If the boyfriend in the example identified his feeling and attempted to trace it back, he’d probably discover that personalization was to blame. He’s likely to find out he has a belief that he’s supposed to be the only man his girlfriend ever notices or responds to, in any way. It’s as if the millions of men in the world who have desirable qualities or attributes suddenly no longer have those attributes, the minute his girlfriend falls in love with him and decides to sustain a long-range relationship with him.
Put that way, it makes no sense. Of course other desirable men continue to exist. But none of them are him. He’s the one who’s available, and he’s the one who has (hopefully) built up the track record that will keep her loyal (and vice-versa). The fact that people retain the option to break up or divorce, and that other options for romance exist in the world (for each partner), is not a fact that can merely be wished away. Yet in his emotional reaction, it’s almost as if the boyfriend expects such a thing can and should happen!
It’s interesting to discover how taking things personally involves accepting responsibility for what one cannot control. The boyfriend in this example assumes, without realizing it, that he can and should somehow be able to control the fact that other romantic choices exist in the world, both for himself and his girlfriend. If he had a more realistic perspective about what he is and is not able to control, he would not feel this way.
This is where serenity comes in. I have defined a state of emotional serenity as the standard of mental health. Serenity has a lot of causes. One major cause of serenity is the willingness to examine your feelings and identify whether they’re based on realistic expectations, or not. That’s what the boyfriend in this example is not doing, and both he and his girlfriend are paying the price for his silent, unrealistic assumptions and expectations about what he should be able to control.
It’s similar with the example of the mother who blames herself for being a bad mother because her child is doing poorly in school. She takes her child’s poor performance personally. This personalizing is based on the unrealistic assumption that she can control everything her child feels, thinks and does. If in fact she’s being a very good mother, and the evidence supports this, then what other explanations exist for her child’s (to date) poor performance in school?

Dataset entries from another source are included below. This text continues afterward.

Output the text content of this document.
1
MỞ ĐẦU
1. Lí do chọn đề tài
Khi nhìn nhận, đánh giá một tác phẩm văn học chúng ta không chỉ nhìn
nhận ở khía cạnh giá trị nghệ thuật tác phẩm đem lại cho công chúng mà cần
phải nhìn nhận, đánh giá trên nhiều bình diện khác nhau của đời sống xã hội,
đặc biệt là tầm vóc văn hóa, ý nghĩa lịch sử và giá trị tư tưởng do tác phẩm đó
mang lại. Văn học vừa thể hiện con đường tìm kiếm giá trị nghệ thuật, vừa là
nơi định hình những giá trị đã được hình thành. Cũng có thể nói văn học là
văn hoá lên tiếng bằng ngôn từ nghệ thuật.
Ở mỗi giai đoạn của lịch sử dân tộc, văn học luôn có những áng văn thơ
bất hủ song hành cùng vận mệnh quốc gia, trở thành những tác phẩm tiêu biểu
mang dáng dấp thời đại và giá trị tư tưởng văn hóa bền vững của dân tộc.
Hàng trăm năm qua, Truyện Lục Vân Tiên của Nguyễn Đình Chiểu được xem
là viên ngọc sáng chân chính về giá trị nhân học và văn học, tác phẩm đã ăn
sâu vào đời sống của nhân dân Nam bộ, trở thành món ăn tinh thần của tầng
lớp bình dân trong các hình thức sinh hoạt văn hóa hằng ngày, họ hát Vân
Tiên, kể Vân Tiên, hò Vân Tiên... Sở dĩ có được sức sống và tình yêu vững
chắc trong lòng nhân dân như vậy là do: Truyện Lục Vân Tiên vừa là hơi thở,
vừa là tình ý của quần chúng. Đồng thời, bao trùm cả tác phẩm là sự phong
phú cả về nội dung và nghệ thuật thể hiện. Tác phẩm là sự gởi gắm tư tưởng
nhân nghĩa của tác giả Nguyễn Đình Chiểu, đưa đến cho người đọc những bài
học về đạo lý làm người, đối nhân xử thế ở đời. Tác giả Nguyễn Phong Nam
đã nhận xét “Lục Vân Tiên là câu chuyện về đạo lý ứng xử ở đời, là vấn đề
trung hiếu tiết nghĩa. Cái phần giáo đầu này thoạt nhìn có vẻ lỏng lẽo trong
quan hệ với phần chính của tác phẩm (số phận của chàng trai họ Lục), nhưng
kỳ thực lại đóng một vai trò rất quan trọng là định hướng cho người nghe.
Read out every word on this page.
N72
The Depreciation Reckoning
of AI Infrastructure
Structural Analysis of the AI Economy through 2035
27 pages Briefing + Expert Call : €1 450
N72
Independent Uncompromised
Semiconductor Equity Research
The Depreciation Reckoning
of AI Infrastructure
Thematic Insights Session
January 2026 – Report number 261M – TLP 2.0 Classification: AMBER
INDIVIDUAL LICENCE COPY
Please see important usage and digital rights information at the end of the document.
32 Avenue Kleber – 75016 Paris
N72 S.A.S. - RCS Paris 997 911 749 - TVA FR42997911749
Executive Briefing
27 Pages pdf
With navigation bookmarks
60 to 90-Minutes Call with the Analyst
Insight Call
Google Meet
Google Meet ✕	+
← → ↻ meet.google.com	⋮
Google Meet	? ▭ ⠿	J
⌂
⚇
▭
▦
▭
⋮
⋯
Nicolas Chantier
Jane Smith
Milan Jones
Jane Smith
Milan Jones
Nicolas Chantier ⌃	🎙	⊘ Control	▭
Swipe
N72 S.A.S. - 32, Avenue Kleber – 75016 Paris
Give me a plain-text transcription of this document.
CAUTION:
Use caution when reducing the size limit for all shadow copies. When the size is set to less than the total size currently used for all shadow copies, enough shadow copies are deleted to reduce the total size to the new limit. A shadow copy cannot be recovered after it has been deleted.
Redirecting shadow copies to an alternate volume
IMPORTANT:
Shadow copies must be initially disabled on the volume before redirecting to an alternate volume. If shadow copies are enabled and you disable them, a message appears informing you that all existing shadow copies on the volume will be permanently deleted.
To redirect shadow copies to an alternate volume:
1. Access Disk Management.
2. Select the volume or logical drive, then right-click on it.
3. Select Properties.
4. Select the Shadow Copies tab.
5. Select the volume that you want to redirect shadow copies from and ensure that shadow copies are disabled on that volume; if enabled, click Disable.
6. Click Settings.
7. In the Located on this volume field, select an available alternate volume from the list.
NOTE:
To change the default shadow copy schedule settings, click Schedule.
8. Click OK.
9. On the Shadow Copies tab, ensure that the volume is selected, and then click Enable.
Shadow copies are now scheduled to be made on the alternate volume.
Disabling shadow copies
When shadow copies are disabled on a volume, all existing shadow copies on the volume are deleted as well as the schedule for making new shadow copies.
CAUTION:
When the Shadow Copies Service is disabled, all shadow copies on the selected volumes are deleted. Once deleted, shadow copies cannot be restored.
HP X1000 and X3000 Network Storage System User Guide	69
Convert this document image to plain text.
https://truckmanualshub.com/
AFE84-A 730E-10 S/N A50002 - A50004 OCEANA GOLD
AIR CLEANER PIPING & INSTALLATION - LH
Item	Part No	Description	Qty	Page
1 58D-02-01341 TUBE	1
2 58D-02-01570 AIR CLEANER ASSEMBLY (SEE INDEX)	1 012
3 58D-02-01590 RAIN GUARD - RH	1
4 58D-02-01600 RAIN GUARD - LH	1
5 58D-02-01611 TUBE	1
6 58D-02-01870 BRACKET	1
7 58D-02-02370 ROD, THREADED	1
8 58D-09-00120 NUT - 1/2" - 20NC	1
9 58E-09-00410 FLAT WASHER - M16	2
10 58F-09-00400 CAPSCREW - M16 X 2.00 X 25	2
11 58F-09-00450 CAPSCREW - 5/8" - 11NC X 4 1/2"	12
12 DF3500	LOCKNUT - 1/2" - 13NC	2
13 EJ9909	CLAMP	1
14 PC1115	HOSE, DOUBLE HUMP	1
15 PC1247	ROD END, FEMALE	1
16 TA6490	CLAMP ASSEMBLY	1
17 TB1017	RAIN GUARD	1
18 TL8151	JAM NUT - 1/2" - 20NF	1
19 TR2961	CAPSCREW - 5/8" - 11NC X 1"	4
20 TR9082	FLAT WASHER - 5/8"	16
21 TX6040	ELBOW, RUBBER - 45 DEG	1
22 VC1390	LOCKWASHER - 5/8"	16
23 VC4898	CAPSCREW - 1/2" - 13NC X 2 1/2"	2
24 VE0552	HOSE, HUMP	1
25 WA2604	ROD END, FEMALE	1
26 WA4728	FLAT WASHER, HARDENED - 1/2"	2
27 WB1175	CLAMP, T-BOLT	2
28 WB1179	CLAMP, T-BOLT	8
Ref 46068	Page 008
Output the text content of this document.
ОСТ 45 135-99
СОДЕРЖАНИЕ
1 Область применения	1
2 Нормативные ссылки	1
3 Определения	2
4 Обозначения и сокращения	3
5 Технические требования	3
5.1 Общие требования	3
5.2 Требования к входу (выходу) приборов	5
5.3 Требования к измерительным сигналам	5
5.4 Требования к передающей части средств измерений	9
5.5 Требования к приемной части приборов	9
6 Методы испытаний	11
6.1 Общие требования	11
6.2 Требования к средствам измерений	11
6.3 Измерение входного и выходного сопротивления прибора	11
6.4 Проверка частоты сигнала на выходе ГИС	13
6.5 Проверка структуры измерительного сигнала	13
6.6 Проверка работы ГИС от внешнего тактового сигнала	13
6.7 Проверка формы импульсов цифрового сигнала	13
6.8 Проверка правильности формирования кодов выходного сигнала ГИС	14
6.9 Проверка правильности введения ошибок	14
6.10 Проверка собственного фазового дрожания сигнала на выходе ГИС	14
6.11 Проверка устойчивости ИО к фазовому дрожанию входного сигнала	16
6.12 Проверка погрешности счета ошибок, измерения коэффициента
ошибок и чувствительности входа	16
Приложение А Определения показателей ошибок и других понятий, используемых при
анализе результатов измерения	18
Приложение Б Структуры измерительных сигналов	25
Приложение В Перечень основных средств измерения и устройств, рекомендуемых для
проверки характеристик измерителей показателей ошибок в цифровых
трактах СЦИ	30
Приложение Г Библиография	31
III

If the mother in this example fails to examine her emotions, she’ll be forever unable to identify the unrealistic expectation implied by her feelings. As a result, she’ll walk around hurt and depressed, and nobody—including herself—will really know why. Or, she’ll become hostile and react unfairly or unjustly, either against her child or the child’s teachers. She’ll assign blame where it might not exist, and making solutions for the problem impossible as defenses go up and the child’s teacher refuses to cooperate with her. She’ll become ‘that difficult and obnoxious parent’ rather than a reasoning person with a real shot at resolving her child’s problem at school.
We talk a lot these days about ‘depression,’ anxiety disorder, ‘ADHD’ and all these other emotional and behavioral states. We’re great at labeling, but not so great at taking the time to discover what’s really causing these emotional or behavioral maladies we find so puzzling in everyday life. A little bit of introspection can take you a long way. You’ll often find that ‘personalization’ is the cause of many unidentified problems you or a loved one may be having.